Andre Petersen ia a newly appointed Wits academic and award-winning pianist.
The sounds of South African jazz filled the Wits Great Hall last night as one of the university’s own took to the stage. Andre Petersen, a recently appointed lecturer in the Wits School of Arts (WSOA), played his latest compositions, Eclectic Journey, with fellow musicians making up the Andre Petersen Quartet as part of the university’s Africa Week programme.
Electic Journey is nothing short of an emotional rollercoaster, moving the audience through every note. Petersen describes his music as “primarily rooted in strong South-African jazz”, although different sounds like classical jazz are incorporated into compositions. Coming from a family of musicians, discovering his passion was natural and inevitable for the award-winning pianist. “It was something that happened organically … I was never forced to practice music”, he added with a broad smile on his face.
Despite his exposure to music from a young age, Petersen discovered jazz a little later in his life and he says he started playing it more seriously at university in the late nineties. Petersen says he was attracted to issues of identity, especially given the poliltical climate of post-Apartheid South Africa. “Things were still fresh and there were not too many people of colour on television, I was still part of the generation that had one foot in the past”. For Petersen, jazz served as a cultural voice for Coloured people. He says though, that jazz is for everyone because “it has a spirituality and a vibrancy to it that doesn’t have to racialised.” For Petersen, jazz was an expression of coming together in democratic way.

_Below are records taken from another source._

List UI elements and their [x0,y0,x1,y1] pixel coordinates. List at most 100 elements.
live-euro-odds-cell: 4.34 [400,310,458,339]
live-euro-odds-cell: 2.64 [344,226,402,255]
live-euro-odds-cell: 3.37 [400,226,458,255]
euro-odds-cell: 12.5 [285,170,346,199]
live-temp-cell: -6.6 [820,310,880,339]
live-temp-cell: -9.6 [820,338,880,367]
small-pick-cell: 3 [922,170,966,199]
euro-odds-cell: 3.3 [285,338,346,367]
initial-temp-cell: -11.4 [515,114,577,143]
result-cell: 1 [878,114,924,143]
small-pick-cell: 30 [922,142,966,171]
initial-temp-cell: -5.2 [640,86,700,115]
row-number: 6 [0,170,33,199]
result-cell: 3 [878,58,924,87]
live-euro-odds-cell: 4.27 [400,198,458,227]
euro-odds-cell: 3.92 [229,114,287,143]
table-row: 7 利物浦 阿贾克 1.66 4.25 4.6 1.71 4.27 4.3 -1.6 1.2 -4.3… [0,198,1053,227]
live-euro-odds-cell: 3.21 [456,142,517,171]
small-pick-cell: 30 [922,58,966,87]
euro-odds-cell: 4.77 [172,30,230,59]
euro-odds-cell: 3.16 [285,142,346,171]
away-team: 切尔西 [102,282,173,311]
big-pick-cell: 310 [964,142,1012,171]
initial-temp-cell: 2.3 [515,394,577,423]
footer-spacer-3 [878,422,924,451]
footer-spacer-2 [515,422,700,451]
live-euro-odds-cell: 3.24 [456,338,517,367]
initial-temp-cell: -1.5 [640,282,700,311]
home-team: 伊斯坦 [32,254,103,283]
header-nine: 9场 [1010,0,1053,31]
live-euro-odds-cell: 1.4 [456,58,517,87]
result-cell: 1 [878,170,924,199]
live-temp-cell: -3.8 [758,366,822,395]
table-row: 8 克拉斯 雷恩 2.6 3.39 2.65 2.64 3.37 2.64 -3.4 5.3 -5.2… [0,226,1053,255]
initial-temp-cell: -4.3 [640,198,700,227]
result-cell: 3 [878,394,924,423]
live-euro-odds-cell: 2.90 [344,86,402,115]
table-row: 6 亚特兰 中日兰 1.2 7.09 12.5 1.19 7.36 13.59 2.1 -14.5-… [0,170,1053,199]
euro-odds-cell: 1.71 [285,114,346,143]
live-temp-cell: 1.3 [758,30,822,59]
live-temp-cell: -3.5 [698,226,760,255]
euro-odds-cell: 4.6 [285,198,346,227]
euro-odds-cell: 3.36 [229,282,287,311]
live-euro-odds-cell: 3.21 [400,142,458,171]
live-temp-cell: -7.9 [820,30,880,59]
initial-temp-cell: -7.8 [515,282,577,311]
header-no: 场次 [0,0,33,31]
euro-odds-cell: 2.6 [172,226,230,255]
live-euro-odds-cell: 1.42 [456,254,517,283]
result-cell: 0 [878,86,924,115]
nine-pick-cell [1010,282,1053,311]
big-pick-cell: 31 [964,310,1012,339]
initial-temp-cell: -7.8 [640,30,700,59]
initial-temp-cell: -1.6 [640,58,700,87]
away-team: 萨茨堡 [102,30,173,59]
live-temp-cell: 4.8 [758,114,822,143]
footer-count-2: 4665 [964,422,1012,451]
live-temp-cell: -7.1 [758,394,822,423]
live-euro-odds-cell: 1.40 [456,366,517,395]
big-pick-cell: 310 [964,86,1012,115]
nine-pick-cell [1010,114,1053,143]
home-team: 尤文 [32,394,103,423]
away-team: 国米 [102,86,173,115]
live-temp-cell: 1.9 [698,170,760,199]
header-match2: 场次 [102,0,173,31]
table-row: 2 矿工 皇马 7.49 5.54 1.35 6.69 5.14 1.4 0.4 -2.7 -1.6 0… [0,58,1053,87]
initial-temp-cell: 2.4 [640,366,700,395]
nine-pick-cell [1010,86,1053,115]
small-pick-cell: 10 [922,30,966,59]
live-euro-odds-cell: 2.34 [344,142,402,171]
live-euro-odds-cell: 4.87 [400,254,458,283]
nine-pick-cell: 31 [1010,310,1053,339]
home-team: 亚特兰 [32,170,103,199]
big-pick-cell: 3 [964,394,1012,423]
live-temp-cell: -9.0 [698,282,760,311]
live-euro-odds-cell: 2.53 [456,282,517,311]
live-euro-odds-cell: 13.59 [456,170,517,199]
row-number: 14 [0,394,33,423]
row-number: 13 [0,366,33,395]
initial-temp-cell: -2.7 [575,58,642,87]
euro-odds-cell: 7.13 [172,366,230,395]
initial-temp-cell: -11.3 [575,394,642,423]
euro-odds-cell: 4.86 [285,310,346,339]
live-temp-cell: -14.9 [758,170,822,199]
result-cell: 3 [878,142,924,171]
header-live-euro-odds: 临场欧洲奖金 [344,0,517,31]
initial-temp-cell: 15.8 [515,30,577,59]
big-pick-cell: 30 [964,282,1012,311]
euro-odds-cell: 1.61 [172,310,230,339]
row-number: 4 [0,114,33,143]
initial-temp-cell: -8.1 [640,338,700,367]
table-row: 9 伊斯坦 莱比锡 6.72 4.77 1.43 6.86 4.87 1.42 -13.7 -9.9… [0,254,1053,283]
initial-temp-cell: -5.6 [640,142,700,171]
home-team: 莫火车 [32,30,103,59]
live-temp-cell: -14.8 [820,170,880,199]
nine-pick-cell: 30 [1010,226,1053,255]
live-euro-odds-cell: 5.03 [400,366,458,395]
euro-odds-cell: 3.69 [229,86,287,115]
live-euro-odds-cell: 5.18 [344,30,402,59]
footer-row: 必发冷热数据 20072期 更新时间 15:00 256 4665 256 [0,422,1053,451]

Petersen says that apart from the people that he grew up with, church and his faith is what influenced him the most. Growing up in a Muslim neighbourhood and being a Christian, the intersectionality of race and faith in the Cape, his original home, “is model to how you can co-exist with your differences in the forefront”. Using Ahmed Kathrada’s funeral as an illustration of how difference can come together, Petersen added that “we have people of different faiths, there was a Christian minister speaking at a Muslim funeral and that can only happen in South Africa”.
Reflecting on his musical influences from the older generation, Petersen highlights that “the sense of affirmation for young musicians is very important.” He is adamant about the crucial role of mentors to young musicians; “The voice of a mentor or someone you respect can crush you or uplift you.”
These are the values Petersen brings into the classroom at WSOA. “Somethings are caught not taught, that is why it is important in the arts to come out … you have to hear it and feel it”, he said talking about the teaching and learning dynamics of music. “It is about your heart, your sense of love and trying to share something with people”.
Asked to say what he is currently listening to, Petersen gazes around the room, trying to pick a favourite but instead says, “I feel like a kid in a musical playroom!”.
“I listen to everything, I take from everything as I am trying to grow into myself”.